First-In-First-Out ordering guaranteed
Exactly-once processing (deduplication within 5-minute window)
Limited throughput: 300 messages/sec (without batching), 3,000/sec (with batching)
Queue name MUST end with .fifo (e.g., my-queue.fifo)
Message Group ID: messages in the same group are processed in order
Deduplication ID: prevents duplicate messages (content-based or explicit ID)

4. Key SQS Concepts

Visibility Timeout

After a consumer receives a message, it becomes invisible to other consumers
Default: 30 seconds.

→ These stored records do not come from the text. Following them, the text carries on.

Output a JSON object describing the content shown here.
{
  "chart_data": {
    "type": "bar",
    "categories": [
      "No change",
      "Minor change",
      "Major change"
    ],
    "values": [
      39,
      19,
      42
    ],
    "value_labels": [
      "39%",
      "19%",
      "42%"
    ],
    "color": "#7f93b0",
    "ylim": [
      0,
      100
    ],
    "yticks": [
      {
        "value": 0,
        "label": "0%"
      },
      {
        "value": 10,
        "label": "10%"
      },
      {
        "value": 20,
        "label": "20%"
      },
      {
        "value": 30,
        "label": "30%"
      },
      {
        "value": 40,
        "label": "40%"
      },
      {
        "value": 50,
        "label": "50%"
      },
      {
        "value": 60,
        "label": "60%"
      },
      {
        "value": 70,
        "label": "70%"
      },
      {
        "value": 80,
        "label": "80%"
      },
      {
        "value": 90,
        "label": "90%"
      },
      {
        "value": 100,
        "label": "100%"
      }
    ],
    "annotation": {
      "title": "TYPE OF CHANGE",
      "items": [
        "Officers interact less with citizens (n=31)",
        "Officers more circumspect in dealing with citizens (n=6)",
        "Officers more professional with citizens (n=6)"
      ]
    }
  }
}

Configurable: 0 seconds to 12 hours.
If the consumer doesn’t delete the message before timeout expires, it becomes visible again (reprocessed)
Set timeout > processing time to prevent duplicate processing
Consumer can call ChangeMessageVisibility to extend the timeout

Dead-Letter Queue (DLQ)

A separate SQS queue where messages go after failing processing N times
MaxReceiveCount: after this many receive attempts, message moves to DLQ
Use for: debugging failed messages, isolating poison messages
DLQ must be the same type as the source (Standard → Standard DLQ, FIFO → FIFO DLQ)
Redrive to Source: move messages from DLQ back to source queue for reprocessing

Long Polling vs Short Polling

SQS + Auto Scaling

Use CloudWatch metric ApproximateNumberOfMessagesVisible to trigger ASG scaling
Custom metric: queue depth / number of instances = messages per instance
Scale out when backlog grows, scale in when backlog shrinks
Common pattern: SQS → EC2 ASG consumer fleet

SQS Security

Encryption at rest: SSE-SQS (default, free) or SSE-KMS (customer key)
Encryption in transit: HTTPS endpoints
Access control: IAM policies + SQS resource policies (for cross-account access)
VPC Endpoint: Interface Endpoint for private access from VPC

Exam Tip

SQS: "Decouple services" = SQS. Standard = unlimited throughput, at-least-once, best-effort order. FIFO = strict order, exactly-once, 300/sec (3,000 batched), name ends .fifo. Visibility Timeout > processing time. DLQ for failed messages (same queue type). Always use Long Polling (WaitTimeSeconds=20). Max message = 256 KB (Extended Client Library for larger).